Class size inhibits critical thinking

There are obvious positives and negatives of the decision to move to large classes for the ACC 221 course. But, from what I have learned in my experiences over the last four years as an accounting major, this change will have a negative effect on the overall development of new accounting majors. As is taught in the audit course, ACC 453, an accountant, or more specifically an auditor, is supposed to have a “questioning mind” or operate with “professional skepticism.” I feel the move to the large class structure will inhibit students from questioning what they are learning.

The department of accounting says that this is the reason why they created the breakout sessions to go with the large lectures, but how many of us can remember questions that pop into our head during class a few days after? Daniel Wiegand is a good lecturer but there is no way that he would be able to answer the questions of his 150 students through e-mail, after class, or during office hours. In my experiences in accounting courses I have never once felt apprehensive to ask a question. I also have never been in an accounting class larger than 55 students.

In contrast, I have been in history and zoology courses with 200 or more students and it is intimidating to raise your hand and ask a question for fear of looking “stupid.” If my ACC 221 course had been that large maybe I would have been afraid to ask as many questions as I did. My experience in that course made me change my major to accounting because I had a good professor who was able to answer my questions in class and upheld an active learning environment.

For the business majors that are not accounting majors this new structure may be beneficial, but in order to develop into quality future accountants, we need to be in an environment that will keep us involved, allow us to critically think about what we are being taught, and give us a comfortable venue to bring our questions up in the class for further discussion. The large classes will create a socially uncomfortable situation that will inhibit many students from getting their questions answered as well as prevent active mental participation in the lecture. As a result this will push the start of the development of our “professional skepticism” back another semester or year.


College Democrats needlessly upset

Geoff Lane and the dangerous ideologues at the head of the College Democrats, claim that any Bush appointee is one who, in Lane’s words, “has skewed information to benefit the neoconservative movement.” If one remembers, according to the Liberal-dove cause, it was Colin Powell who is guilty of taking the administration’s “neoconservative movement” before the United Nations in Security Council hearings showing the potentiality of Saddam Hussein having WMDs. To anyone with good sense this is a glaring point.

John Bolton brought to the United Nations a strong perspective that was shared with other nation’s representatives as well. Bolton cried for organizational change following the full exposure of the depth of the Oil for Food bribery scandal.
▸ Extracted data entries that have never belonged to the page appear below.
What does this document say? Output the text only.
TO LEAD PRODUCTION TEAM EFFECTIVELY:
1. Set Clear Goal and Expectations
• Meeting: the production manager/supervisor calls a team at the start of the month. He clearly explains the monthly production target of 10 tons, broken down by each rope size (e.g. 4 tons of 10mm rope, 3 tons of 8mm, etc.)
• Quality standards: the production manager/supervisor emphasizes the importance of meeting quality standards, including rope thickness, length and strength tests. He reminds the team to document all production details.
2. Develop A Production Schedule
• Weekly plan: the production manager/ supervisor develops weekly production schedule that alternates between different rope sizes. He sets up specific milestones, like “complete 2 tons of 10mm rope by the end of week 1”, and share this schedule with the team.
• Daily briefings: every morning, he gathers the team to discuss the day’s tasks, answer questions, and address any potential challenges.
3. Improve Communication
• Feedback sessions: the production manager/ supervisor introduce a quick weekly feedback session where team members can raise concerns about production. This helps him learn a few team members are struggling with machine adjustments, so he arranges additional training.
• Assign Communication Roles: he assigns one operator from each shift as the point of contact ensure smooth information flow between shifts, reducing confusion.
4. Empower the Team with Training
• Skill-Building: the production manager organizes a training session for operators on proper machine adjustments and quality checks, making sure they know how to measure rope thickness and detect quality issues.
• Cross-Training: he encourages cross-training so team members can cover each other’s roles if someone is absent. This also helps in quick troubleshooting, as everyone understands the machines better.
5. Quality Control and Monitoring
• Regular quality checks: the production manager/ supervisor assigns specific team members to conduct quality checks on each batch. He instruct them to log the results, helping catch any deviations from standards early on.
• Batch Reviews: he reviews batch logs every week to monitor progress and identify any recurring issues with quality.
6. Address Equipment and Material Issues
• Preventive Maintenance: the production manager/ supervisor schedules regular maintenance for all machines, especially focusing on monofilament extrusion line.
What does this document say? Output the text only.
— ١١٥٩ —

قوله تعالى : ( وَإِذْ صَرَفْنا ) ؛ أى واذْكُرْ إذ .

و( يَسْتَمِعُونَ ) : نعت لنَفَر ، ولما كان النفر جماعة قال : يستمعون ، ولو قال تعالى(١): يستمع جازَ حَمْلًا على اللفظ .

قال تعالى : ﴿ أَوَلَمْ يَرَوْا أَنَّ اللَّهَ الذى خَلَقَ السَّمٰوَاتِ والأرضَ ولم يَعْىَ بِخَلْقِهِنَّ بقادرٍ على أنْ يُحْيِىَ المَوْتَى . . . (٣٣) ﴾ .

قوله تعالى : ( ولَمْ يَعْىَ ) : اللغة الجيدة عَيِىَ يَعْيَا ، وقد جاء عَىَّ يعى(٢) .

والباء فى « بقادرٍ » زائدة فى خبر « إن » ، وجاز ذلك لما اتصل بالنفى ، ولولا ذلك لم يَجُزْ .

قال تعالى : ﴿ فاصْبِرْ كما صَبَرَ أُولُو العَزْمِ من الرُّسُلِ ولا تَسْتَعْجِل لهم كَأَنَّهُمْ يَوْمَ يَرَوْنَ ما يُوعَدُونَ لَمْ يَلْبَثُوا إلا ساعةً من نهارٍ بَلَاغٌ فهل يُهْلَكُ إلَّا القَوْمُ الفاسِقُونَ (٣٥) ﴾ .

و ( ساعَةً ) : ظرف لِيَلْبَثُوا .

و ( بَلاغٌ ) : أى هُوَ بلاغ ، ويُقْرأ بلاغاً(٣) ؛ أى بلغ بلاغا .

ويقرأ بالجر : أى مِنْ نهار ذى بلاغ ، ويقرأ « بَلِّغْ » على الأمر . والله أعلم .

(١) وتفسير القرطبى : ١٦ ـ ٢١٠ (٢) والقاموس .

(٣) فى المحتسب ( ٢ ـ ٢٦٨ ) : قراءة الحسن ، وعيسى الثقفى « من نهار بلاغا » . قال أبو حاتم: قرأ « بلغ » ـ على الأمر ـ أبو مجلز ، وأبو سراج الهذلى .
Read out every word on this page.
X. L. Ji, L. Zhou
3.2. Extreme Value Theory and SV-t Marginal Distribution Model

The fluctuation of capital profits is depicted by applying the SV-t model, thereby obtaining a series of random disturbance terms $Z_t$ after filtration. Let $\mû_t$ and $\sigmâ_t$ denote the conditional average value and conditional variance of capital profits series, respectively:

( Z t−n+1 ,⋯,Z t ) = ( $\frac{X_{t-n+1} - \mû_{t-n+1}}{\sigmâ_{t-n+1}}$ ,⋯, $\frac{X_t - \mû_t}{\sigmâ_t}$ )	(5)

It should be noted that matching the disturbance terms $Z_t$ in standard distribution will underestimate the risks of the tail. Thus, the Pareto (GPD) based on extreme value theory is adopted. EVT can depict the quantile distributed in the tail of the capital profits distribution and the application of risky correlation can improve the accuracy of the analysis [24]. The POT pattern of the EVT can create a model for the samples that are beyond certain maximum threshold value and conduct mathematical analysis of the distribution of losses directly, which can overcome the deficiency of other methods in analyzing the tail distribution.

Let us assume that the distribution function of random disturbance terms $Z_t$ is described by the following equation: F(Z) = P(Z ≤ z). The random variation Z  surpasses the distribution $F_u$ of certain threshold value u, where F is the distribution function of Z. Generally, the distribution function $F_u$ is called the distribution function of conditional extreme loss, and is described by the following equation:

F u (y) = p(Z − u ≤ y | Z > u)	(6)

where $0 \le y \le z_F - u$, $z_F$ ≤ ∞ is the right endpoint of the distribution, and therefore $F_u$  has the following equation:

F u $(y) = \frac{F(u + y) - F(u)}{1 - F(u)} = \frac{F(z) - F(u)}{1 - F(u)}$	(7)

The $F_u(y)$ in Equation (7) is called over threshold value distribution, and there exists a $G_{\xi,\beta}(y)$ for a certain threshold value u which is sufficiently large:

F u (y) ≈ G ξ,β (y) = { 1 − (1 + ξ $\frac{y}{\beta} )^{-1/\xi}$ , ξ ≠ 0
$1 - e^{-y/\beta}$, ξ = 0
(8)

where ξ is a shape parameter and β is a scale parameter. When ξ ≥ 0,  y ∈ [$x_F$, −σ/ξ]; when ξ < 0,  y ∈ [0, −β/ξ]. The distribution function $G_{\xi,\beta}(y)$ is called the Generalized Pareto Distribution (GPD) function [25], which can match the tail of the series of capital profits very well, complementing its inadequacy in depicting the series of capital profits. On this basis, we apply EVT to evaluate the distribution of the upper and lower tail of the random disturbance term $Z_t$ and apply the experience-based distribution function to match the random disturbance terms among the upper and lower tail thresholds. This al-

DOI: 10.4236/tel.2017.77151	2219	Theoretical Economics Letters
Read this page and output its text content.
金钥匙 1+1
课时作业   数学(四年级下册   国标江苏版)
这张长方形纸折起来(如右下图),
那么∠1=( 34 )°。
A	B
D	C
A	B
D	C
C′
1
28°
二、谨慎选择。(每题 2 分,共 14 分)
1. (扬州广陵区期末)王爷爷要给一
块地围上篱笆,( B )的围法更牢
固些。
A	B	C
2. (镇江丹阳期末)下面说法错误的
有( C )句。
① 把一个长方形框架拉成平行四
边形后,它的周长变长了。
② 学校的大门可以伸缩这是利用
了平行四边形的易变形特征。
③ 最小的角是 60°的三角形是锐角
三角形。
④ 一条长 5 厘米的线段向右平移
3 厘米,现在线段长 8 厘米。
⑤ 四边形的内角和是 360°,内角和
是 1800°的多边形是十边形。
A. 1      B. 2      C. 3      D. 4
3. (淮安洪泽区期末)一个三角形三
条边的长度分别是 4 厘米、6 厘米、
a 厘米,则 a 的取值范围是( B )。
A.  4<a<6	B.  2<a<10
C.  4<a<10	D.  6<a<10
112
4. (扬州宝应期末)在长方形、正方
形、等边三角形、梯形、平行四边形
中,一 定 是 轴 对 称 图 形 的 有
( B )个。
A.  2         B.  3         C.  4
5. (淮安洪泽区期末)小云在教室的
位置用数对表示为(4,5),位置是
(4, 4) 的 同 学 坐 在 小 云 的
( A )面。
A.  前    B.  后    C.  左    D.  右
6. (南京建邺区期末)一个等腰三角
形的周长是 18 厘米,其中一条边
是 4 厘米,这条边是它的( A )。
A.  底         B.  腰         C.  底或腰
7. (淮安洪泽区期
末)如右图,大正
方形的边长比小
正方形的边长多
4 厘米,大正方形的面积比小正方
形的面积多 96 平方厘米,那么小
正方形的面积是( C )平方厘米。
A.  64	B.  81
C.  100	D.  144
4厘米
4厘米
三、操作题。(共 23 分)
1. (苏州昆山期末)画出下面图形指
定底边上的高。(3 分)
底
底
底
Is it not reasonable for a servant of the U.S. government to do this when the United States is the No.1 funding source of the United Nations?

To those in the know, Lane was throwing a rhetorical temper tantrum because the College Democrats have been unable to bring in a known a speaker for the past two years. Similar fits were thrown in The Student this time last year over the John Ashcroft speech.

This is not because ASG is a conservative body; nobody with would buy that assertion. It is because the College Democrats feel a sense of entitlement. While the College Democrats want money because someone else got money, the College Republicans have sought out multiple organizations to aid in unity funding prospects and sought out other private funding sources. Lane’s presence in Friday’s article offers rhetorically bankrupt comments from a morally and financially bankrupt organization.

Benjamin Alexander

Technology column’s argument simplistic

Tom Speaker’s solution to the problems of technological communication, found in the March 27 edition of The Student, is simplistic to the point of being dangerous. While I agree with Tom that many political movements have used modern technology for tremendous benefit (just look at the Zapatistas), I adamantly insist that much more than technological communication is necessary to create actively participating citizens.

While it is possible for technology to create an “informed citizenry,” it is far less likely to do so than other, more traditional, forms of political interaction. Speaker is right, if one wanted to find information about the multiple perspectives of an issue, one could do so. However, few people actively do this, and even fewer people actively seek out opinions that make them feel uncomfortable. Numerous authors point out how our reliance on technological politics leads to either apathy or “balkanization” of the population (a concept which Cass Sunstein spoke about at Miami).

Secondly, technology is horrifically inept at helping people develop a political identity.

As political scientist Margaret Kohn points out, demonstrations are not just about sharing arguments, they are also “opportunities for forging solidarity through shared rituals.” Technology is just not as passionate as physical political activism.

Finally, there are issues of access that must be addressed. There are still a lot of U.S. citizens that do not have access to the types of technologies which elite sections of the populace utilize. It is far harder for a homeless person to make you uncomfortable when you are always sitting in at your computer, and that discomfort is a political message in itself.

Citizens can become much more informed due to modern technology, it is not enough if one wants to create a bettersociety. I fear that promotions of technology, such as Speaker’s, often come at the expense of other forms of political exchange that are still crucial to our democracy.